3 Comments
User's avatar
Mac Black's avatar

Warburg is trying to solve capitalism’s problem (alignment of incentives, verification of value) using capitalism’s tools (markets, cryptographic proof, optimization).

But the core problem isn’t technical. It’s that extractive systems can never be made just through better verification. You can verify that a laborer worked 8 hours, but if they’re paid $2/hour, verification doesn’t make it just.

Similarly: you can verify that an AI agent fulfilled an intention, but if the intention system crystallizes vulnerable desires, if the Context Graph is controlled by a stranger, if the attribution algorithm is opaque—then verifiable ≠ just.

The covenant move: Stop trying to make extraction just. Build systems where extraction is structurally impossible.

This requires:

∙ Desires that circulate within relationships, not broadcast to strangers

∙ Memory held by people who have mutual obligation to you, not by platforms

∙ Contribution negotiated through dialogue, not calculated through algorithms

∙ Futures designed by democratic deliberation, not optimized through simulation

These are slower. They’re less efficient. They’re also the only way to protect human dignity at scale

Your core insight—that attention markets need verification—is correct. But verification alone isn’t the solution. You need structural alternatives.

The Intention Graph could work if it were:

∙ Local (not global)

∙ Relational (not anonymous)

∙ Covenantal (not contractual)

The Context Graph could work if it were:

∙ Controlled by the person and their trusted community

∙ Subject to right-to-be-forgotten

∙ Auditable for accuracy

The Attribution system could work if it were:

∙ Designed democratically (not by engineers)

∙ Contestable through repair processes

∙ Weighted toward flourishing (not just efficiency)

The Simulation could work if it were:

∙ Explicitly political (not pretending neutrality)

∙ Subject to continuous validation against actual human experience

∙ Revisable when it produces harm

Adrian Chan's avatar

I don't think most intents are explicit in either user behavior or linguistic interaction (chat or search), but are implicit and contextual. That doesn't make them unavailable - but LLMs would have to engage in reverse prompting (and be good at it) to explore the deeper motives behind intents (always the grail of marketing).

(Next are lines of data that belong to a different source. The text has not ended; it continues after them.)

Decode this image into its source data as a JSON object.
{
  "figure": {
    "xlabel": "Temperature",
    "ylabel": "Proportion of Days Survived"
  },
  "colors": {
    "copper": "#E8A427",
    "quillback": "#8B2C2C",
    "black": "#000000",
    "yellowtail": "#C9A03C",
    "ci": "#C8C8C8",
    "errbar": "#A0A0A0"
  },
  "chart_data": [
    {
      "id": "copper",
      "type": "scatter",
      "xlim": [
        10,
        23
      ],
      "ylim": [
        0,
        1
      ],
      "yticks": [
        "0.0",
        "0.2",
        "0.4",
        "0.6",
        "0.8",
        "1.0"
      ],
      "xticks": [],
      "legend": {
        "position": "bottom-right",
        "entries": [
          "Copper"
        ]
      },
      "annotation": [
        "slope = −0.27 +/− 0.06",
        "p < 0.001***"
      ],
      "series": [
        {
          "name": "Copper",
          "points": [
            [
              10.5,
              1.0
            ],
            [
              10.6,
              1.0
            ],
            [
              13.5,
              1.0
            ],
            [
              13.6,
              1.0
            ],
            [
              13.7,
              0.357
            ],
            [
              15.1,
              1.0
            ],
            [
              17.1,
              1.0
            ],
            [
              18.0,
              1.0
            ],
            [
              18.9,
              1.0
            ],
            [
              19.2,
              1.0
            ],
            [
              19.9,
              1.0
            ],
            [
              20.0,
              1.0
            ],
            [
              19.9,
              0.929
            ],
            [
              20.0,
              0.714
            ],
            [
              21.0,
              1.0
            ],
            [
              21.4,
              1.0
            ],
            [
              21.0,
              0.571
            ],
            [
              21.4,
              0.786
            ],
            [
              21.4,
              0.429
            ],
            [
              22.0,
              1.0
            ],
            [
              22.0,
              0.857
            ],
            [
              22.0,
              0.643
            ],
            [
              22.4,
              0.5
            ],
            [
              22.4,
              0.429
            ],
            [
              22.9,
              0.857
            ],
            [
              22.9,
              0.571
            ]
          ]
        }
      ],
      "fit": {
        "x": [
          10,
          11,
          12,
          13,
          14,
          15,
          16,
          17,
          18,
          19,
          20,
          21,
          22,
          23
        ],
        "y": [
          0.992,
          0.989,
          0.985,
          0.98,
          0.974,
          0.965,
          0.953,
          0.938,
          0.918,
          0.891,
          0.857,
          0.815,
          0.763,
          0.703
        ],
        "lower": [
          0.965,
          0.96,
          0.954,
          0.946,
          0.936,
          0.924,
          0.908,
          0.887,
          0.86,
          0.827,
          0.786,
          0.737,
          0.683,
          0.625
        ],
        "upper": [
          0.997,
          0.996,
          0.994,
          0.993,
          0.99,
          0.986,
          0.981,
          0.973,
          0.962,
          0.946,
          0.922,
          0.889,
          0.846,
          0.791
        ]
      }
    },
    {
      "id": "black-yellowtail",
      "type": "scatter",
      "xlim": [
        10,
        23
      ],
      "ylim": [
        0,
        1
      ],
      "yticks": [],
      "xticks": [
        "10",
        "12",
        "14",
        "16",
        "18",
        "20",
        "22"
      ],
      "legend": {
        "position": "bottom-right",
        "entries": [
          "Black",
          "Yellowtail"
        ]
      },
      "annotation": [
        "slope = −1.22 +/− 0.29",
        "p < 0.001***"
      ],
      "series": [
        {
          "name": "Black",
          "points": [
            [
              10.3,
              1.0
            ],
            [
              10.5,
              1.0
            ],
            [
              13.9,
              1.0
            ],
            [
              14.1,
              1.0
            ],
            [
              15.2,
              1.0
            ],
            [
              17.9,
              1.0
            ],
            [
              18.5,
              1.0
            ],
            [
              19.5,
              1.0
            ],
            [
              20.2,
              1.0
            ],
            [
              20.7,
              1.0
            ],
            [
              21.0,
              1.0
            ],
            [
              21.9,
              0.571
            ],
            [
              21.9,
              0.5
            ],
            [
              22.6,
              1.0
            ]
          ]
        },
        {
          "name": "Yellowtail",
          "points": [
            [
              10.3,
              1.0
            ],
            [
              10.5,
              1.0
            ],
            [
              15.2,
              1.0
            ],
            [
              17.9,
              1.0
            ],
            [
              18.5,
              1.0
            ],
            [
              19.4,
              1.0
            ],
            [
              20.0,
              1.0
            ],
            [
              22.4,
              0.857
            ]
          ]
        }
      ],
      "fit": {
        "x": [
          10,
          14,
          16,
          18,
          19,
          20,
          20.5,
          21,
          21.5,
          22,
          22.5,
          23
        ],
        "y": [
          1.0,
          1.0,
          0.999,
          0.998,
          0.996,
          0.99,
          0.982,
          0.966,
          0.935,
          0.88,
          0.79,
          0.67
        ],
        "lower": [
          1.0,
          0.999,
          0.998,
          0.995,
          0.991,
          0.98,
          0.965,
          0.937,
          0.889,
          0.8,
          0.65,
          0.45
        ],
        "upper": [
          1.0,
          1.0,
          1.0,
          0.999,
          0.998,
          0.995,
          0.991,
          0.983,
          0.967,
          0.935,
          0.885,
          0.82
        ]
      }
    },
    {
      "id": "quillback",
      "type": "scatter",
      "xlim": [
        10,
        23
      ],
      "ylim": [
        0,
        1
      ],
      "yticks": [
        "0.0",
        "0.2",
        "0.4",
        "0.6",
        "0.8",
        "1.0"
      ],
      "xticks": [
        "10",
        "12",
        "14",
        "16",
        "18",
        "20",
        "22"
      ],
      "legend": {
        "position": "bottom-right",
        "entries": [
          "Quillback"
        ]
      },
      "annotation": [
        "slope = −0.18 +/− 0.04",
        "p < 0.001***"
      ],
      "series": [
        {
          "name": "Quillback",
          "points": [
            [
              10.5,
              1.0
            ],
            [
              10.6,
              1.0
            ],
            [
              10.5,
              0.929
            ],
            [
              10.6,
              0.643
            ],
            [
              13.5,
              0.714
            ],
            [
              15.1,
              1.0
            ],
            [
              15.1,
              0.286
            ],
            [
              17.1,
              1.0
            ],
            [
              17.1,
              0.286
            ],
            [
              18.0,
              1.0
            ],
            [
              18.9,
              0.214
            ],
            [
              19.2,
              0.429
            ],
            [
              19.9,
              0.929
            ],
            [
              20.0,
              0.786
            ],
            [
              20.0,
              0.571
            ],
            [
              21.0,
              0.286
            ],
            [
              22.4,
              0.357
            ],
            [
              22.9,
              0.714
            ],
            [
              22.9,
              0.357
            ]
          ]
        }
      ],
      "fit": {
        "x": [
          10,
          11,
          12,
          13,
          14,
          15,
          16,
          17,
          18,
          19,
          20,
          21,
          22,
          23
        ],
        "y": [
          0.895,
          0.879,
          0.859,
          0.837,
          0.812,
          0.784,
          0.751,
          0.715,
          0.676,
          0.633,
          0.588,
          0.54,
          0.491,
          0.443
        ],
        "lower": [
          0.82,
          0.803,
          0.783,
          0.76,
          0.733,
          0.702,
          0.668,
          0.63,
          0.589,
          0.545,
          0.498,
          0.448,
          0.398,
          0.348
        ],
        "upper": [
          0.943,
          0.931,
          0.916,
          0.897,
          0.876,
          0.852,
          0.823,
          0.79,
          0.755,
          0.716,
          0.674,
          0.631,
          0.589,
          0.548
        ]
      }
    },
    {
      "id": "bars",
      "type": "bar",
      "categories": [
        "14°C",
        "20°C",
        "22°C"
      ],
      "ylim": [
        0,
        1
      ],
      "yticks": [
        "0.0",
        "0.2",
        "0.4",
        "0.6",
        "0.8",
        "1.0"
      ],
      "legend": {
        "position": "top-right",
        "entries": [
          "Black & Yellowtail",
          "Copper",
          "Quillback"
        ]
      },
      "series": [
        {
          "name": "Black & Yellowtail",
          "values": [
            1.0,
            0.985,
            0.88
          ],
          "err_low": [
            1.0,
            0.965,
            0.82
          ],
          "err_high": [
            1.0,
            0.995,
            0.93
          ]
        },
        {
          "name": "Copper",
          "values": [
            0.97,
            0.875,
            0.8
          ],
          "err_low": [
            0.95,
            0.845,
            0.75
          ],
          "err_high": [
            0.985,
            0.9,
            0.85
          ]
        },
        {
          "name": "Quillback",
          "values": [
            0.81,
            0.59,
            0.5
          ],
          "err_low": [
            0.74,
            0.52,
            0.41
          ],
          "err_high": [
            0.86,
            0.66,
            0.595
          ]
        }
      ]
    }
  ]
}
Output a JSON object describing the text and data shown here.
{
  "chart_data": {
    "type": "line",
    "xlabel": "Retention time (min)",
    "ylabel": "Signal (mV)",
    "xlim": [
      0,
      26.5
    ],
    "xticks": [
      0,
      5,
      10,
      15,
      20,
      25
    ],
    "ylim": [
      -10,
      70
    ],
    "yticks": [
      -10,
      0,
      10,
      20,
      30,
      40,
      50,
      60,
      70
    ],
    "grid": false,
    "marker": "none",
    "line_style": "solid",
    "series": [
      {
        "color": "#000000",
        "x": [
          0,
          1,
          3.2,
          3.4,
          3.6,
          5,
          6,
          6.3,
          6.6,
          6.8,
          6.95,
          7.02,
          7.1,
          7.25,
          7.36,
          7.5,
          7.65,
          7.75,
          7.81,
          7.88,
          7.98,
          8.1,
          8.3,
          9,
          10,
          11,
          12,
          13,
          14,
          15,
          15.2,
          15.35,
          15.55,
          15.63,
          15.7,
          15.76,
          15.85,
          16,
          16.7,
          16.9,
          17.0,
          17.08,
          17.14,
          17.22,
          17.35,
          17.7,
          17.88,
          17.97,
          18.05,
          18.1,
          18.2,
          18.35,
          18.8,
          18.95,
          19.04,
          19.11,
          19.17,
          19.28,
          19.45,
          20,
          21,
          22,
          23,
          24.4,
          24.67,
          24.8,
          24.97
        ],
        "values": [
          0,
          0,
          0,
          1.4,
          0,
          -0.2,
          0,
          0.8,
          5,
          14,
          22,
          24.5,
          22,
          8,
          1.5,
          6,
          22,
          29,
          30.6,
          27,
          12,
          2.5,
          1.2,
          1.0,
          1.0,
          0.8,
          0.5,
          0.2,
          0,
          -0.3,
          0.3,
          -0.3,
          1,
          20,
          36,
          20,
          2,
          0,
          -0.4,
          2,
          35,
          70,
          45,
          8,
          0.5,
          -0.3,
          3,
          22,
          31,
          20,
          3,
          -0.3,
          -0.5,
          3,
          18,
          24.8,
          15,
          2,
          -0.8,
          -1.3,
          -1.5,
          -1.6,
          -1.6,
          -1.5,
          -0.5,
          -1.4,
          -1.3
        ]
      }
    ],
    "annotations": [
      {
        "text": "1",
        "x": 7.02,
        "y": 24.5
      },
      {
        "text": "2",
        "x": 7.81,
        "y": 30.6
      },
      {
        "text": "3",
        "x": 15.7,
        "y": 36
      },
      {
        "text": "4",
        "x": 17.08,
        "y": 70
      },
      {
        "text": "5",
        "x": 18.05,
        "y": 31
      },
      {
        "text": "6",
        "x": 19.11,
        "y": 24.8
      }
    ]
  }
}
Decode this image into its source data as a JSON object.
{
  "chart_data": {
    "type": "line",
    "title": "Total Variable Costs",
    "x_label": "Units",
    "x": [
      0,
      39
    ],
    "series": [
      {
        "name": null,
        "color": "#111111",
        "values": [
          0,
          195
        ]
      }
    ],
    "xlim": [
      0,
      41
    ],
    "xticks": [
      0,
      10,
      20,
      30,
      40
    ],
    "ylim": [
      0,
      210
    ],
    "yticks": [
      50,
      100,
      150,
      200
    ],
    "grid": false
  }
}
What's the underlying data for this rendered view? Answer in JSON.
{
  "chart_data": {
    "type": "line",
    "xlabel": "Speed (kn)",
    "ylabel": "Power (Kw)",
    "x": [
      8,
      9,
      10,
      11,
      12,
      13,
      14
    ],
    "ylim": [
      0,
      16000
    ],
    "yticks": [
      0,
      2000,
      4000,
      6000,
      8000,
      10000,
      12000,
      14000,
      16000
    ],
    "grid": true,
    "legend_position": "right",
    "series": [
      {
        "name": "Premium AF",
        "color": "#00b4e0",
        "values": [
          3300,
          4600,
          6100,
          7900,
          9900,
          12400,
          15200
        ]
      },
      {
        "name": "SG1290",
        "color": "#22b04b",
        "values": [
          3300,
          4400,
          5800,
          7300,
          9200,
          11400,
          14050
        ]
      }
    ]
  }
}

Do you think LLMs could be capable of exploration such that a context of intents, implicit and perhaps even unarticulated by the user, could be captured in graph form?

And on context graph, do you think organizations might obtain social context graph information from AI use within the org such that they can build knowledge management insights and relationships from the ground up, that is, from use? (Who asks and shares what knowledge, search, topical exploration etc with whom, for what project, etc....)

PEG's avatar
Feb 17Edited

Intent capture is structurally impossible for consumer purchases. It’s an output from, not an input to, the shopping journey. I don’t know what I’ll accept until I see it. This agentic approach works for B2B commodity procurement—find me 1000 10 mm M8 screws. It doesn’t work for the consumer market where most of your projected trillions live.